Barras stared at Arthur, then with a shrug of his shoulders abandoned him as hopeless. He pulled out his watch again, using that restless gesture, and looked at it with his small injected eyes.

“I really must go,” he said, slurring his words together. “I have an important appointment after lunch.”

“Don’t go, father,” Arthur said. He stood there in a white heat of intensity, consumed by the terrible knowledge within him.

“What—” Barras drew up, red-faced, half-way to the stairs.

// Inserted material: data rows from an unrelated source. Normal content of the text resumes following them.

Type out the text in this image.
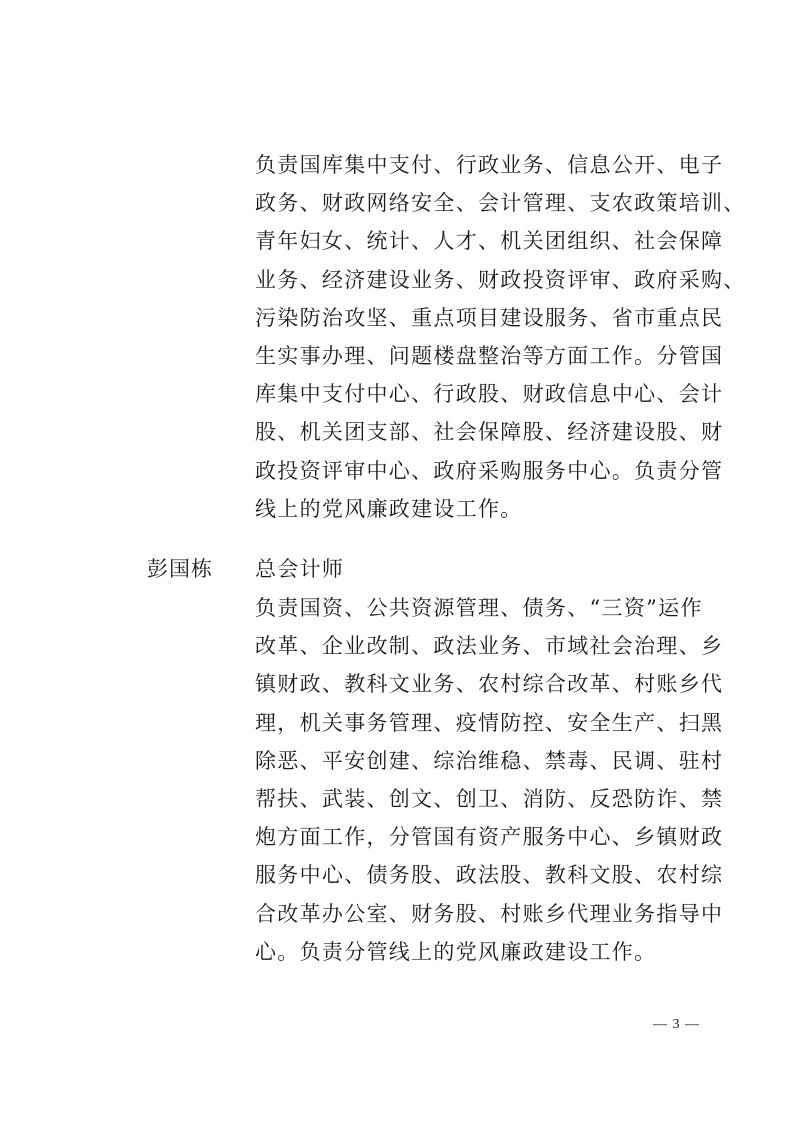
负责国库集中支付、行政业务、信息公开、电子
政务、财政网络安全、会计管理、支农政策培训、
青年妇女、统计、人才、机关团组织、社会保障
业务、经济建设业务、财政投资评审、政府采购、
污染防治攻坚、重点项目建设服务、省市重点民
生实事办理、问题楼盘整治等方面工作。分管国
库集中支付中心、行政股、财政信息中心、会计
股、机关团支部、社会保障股、经济建设股、财
政投资评审中心、政府采购服务中心。负责分管
线上的党风廉政建设工作。
彭国栋 总会计师
负责国资、公共资源管理、债务、“三资”运作
改革、企业改制、政法业务、市域社会治理、乡
镇财政、教科文业务、农村综合改革、村账乡代
理，机关事务管理、疫情防控、安全生产、扫黑
除恶、平安创建、综治维稳、禁毒、民调、驻村
帮扶、武装、创文、创卫、消防、反恐防诈、禁
炮方面工作，分管国有资产服务中心、乡镇财政
服务中心、债务股、政法股、教科文股、农村综
合改革办公室、财务股、村账乡代理业务指导中
心。负责分管线上的党风廉政建设工作。
— 3 —
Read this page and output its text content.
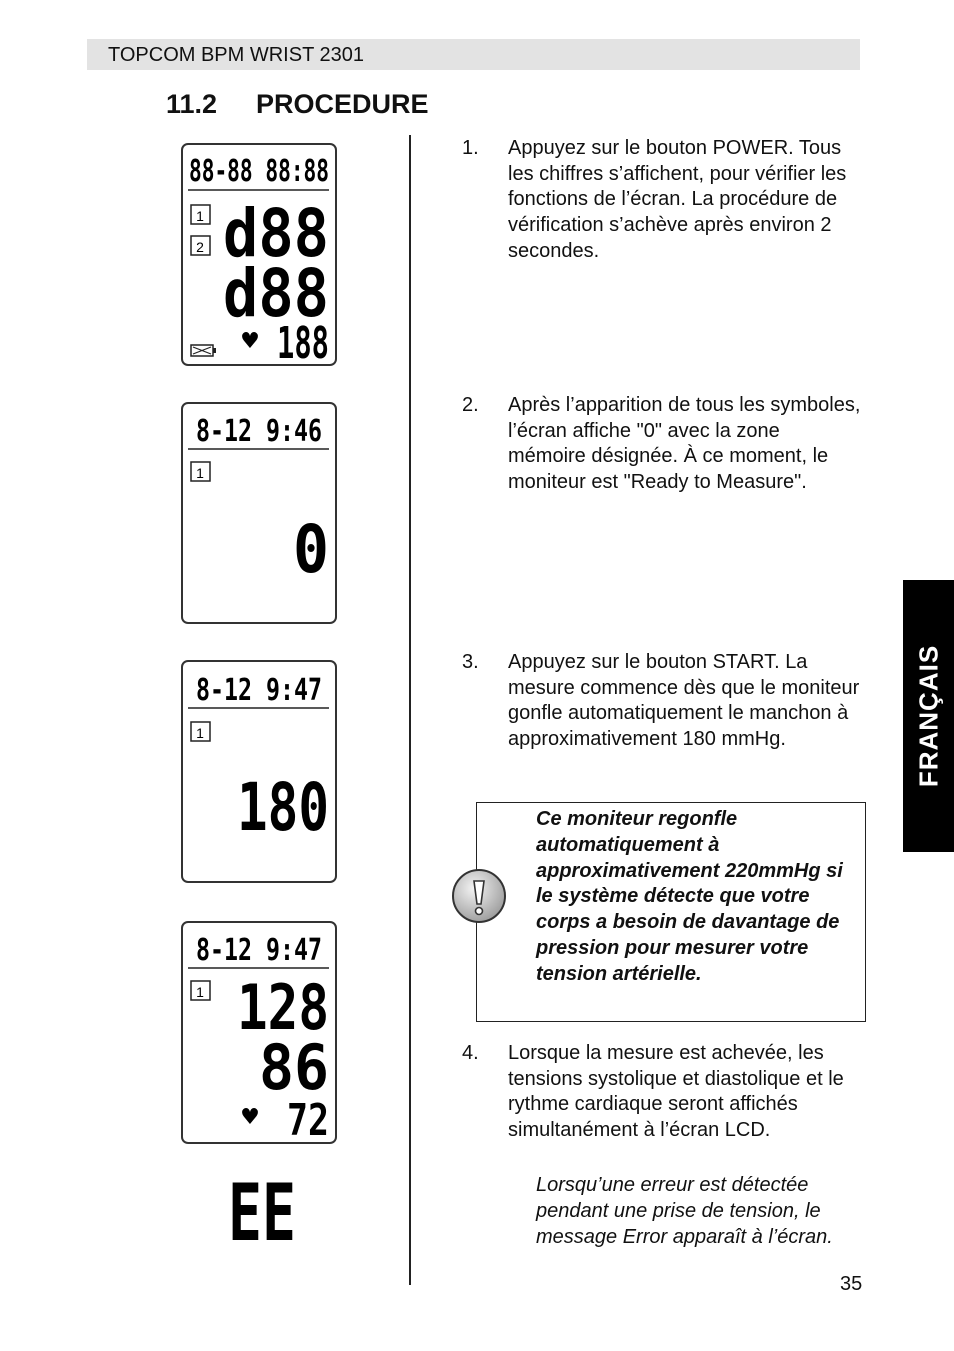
TOPCOM BPM WRIST 2301
11.2 PROCEDURE
88-88 88:88
1
2 d88
d88
♥ 188
8-12 9:46
1
0
8-12 9:47
1
180
8-12 9:47
1 128
86
♥ 72
EE
1. Appuyez sur le bouton POWER. Tous les chiffres s’affichent, pour vérifier les fonctions de l’écran. La procédure de vérification s’achève après environ 2 secondes.
2. Après l’apparition de tous les symboles, l’écran affiche "0" avec la zone mémoire désignée. À ce moment, le moniteur est "Ready to Measure".
3. Appuyez sur le bouton START. La mesure commence dès que le moniteur gonfle automatiquement le manchon à approximativement 180 mmHg.
Ce moniteur regonfle automatiquement à approximativement 220mmHg si le système détecte que votre corps a besoin de davantage de pression pour mesurer votre tension artérielle.
4. Lorsque la mesure est achevée, les tensions systolique et diastolique et le rythme cardiaque seront affichés simultanément à l’écran LCD.
Lorsqu’une erreur est détectée pendant une prise de tension, le message Error apparaît à l’écran.
FRANÇAIS
35
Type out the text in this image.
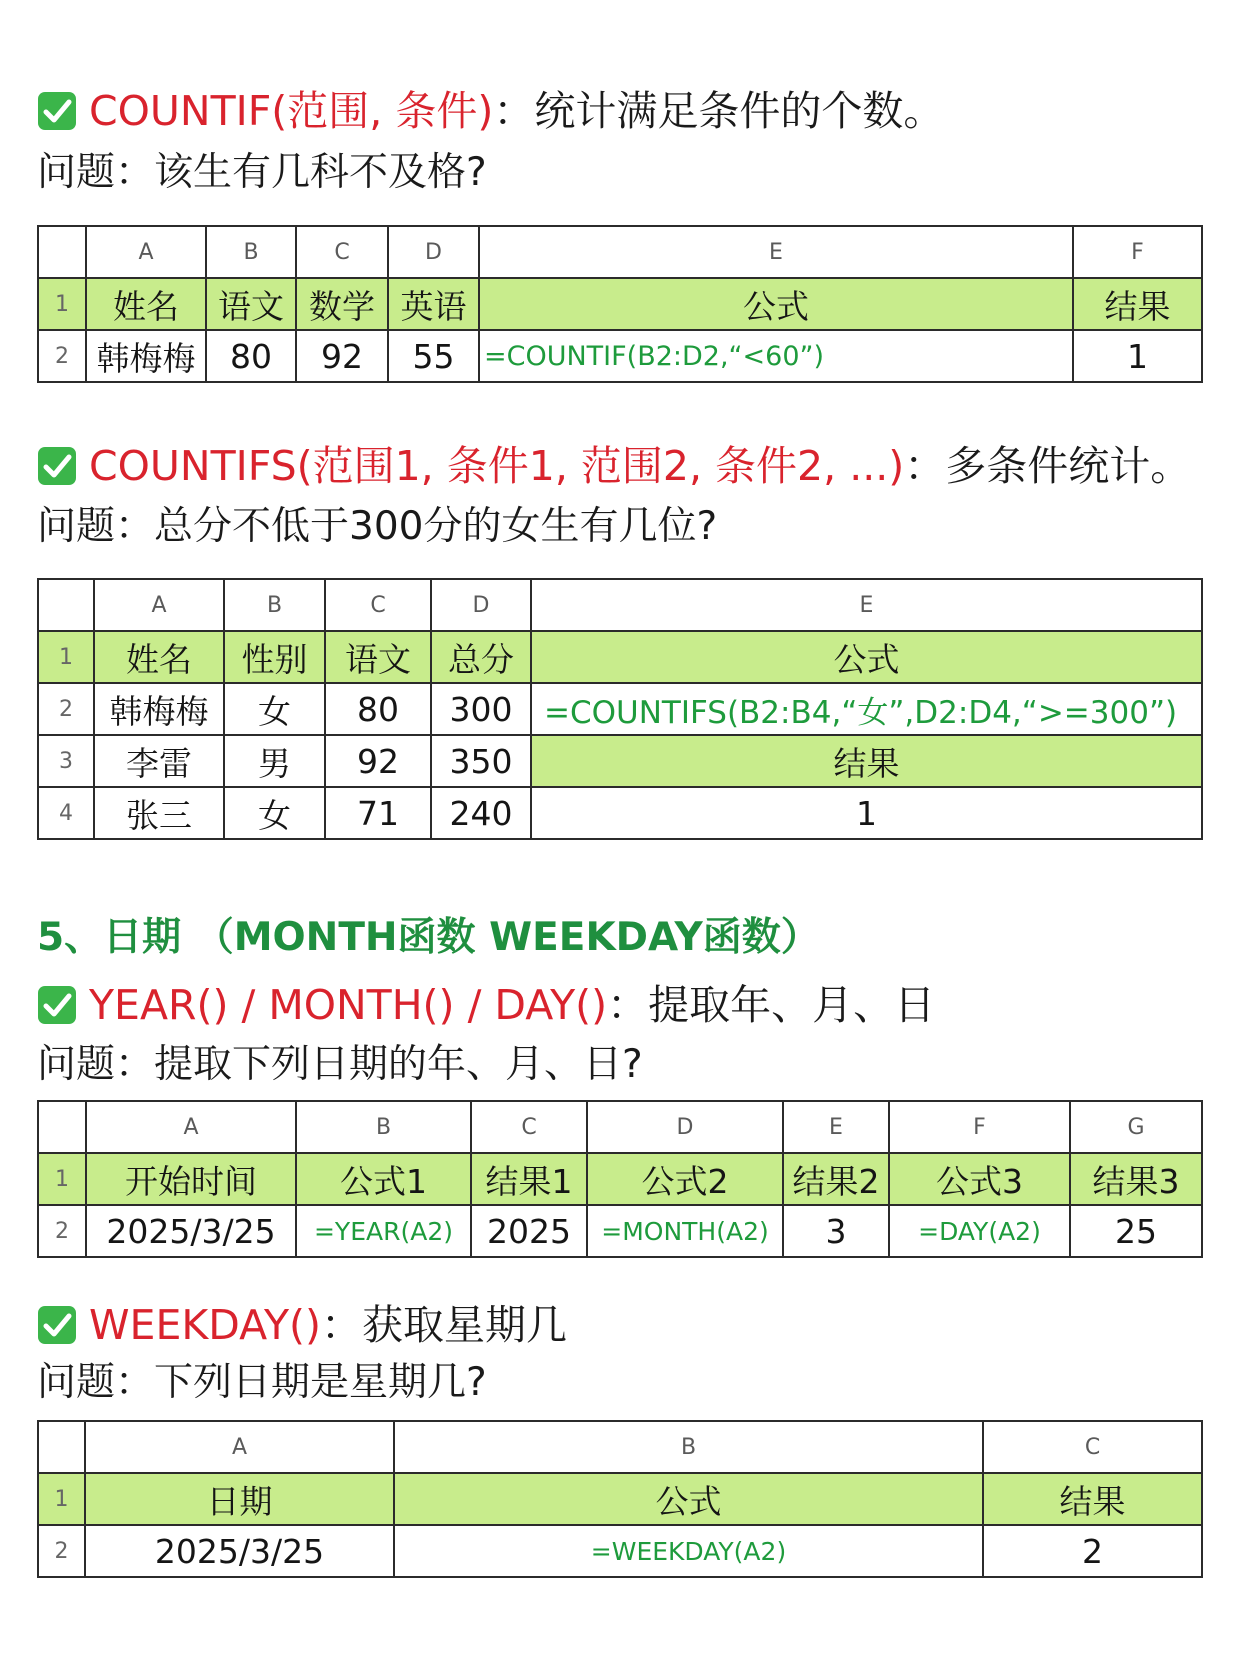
COUNTIF(范围, 条件)：统计满足条件的个数。
问题：该生有几科不及格?
	A	B	C	D	E	F
1	姓名	语文	数学	英语	公式	结果
2	韩梅梅	80	92	55	=COUNTIF(B2:D2,“<60”)	1
COUNTIFS(范围1, 条件1, 范围2, 条件2, ...)：多条件统计。
问题：总分不低于300分的女生有几位?
	A	B	C	D	E
1	姓名	性别	语文	总分	公式
2	韩梅梅	女	80	300	=COUNTIFS(B2:B4,“女”,D2:D4,“>=300”)
3	李雷	男	92	350	结果
4	张三	女	71	240	1
5、日期 （MONTH函数 WEEKDAY函数）
YEAR() / MONTH() / DAY()：提取年、月、日
问题：提取下列日期的年、月、日?
	A	B	C	D	E	F	G
1	开始时间	公式1	结果1	公式2	结果2	公式3	结果3
2	2025/3/25	=YEAR(A2)	2025	=MONTH(A2)	3	=DAY(A2)	25
WEEKDAY()：获取星期几
问题：下列日期是星期几?
	A	B	C
1	日期	公式	结果
2	2025/3/25	=WEEKDAY(A2)	2
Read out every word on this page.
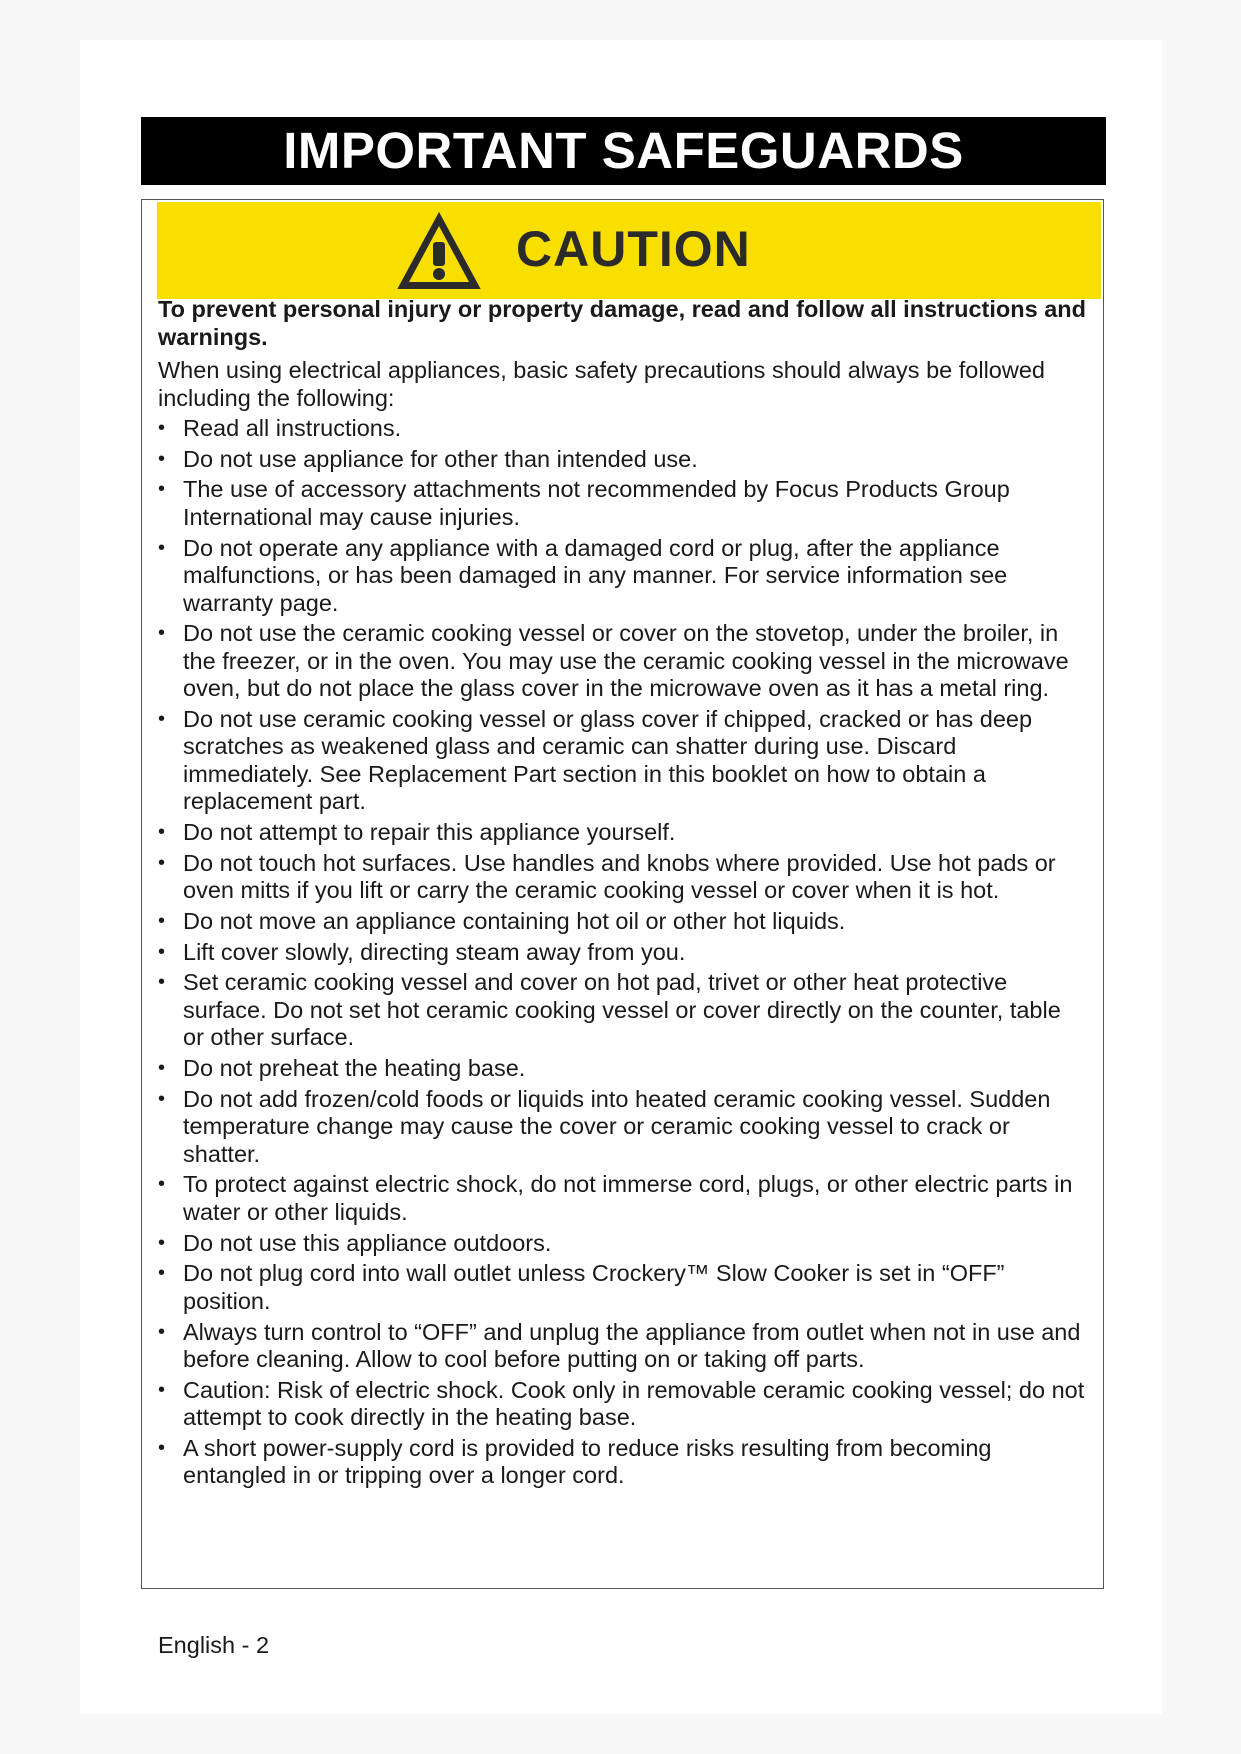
IMPORTANT SAFEGUARDS
CAUTION
To prevent personal injury or property damage, read and follow all instructions and warnings.
When using electrical appliances, basic safety precautions should always be followed including the following:
• Read all instructions.
• Do not use appliance for other than intended use.
• The use of accessory attachments not recommended by Focus Products Group International may cause injuries.
• Do not operate any appliance with a damaged cord or plug, after the appliance malfunctions, or has been damaged in any manner. For service information see warranty page.
• Do not use the ceramic cooking vessel or cover on the stovetop, under the broiler, in the freezer, or in the oven. You may use the ceramic cooking vessel in the microwave oven, but do not place the glass cover in the microwave oven as it has a metal ring.
• Do not use ceramic cooking vessel or glass cover if chipped, cracked or has deep scratches as weakened glass and ceramic can shatter during use. Discard immediately. See Replacement Part section in this booklet on how to obtain a replacement part.
• Do not attempt to repair this appliance yourself.
• Do not touch hot surfaces. Use handles and knobs where provided. Use hot pads or oven mitts if you lift or carry the ceramic cooking vessel or cover when it is hot.
• Do not move an appliance containing hot oil or other hot liquids.
• Lift cover slowly, directing steam away from you.
• Set ceramic cooking vessel and cover on hot pad, trivet or other heat protective surface. Do not set hot ceramic cooking vessel or cover directly on the counter, table or other surface.
• Do not preheat the heating base.
• Do not add frozen/cold foods or liquids into heated ceramic cooking vessel. Sudden temperature change may cause the cover or ceramic cooking vessel to crack or shatter.
• To protect against electric shock, do not immerse cord, plugs, or other electric parts in water or other liquids.
• Do not use this appliance outdoors.
• Do not plug cord into wall outlet unless Crockery™ Slow Cooker is set in “OFF” position.
• Always turn control to “OFF” and unplug the appliance from outlet when not in use and before cleaning. Allow to cool before putting on or taking off parts.
• Caution: Risk of electric shock. Cook only in removable ceramic cooking vessel; do not attempt to cook directly in the heating base.
• A short power-supply cord is provided to reduce risks resulting from becoming entangled in or tripping over a longer cord.
English - 2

“Listen to me, father,” Arthur said in a burning voice. “I know all about the disaster now. Robert Fenwick wrote out a message before he died. I have that message. I know that you were to blame.”

Barras gave a very perceptible start. A sudden dread seemed to fall on him.

“What do you say?”

“You heard what I said.”

For the first time a look of guilt crept into Barras’s eyes.

“It’s a lie. I absolutely deny it.”

“You may deny it. But I have found the Old Neptune plan.”

Barras’s face became completely congested with blood,
the vessels of his neck stood out duskily and thickly. He swayed for a moment and leaned instinctively against the hall table. He stammered:

“You’re mad. You’ve gone out of your mind. I won’t listen to you.”

“You should have destroyed the plan, father.”

All at once Barras lost control of himself. He shouted:

“What do you know about it? Why should I destroy anything? I’m not a criminal. I acted for the best. I won’t be bothered with it. It’s all finished. There’s a war on. I’ve got an appointment at two… a meeting.” He clutched at the banisters, breathing desperately, with that suffused and dusky face, trying to push past Arthur.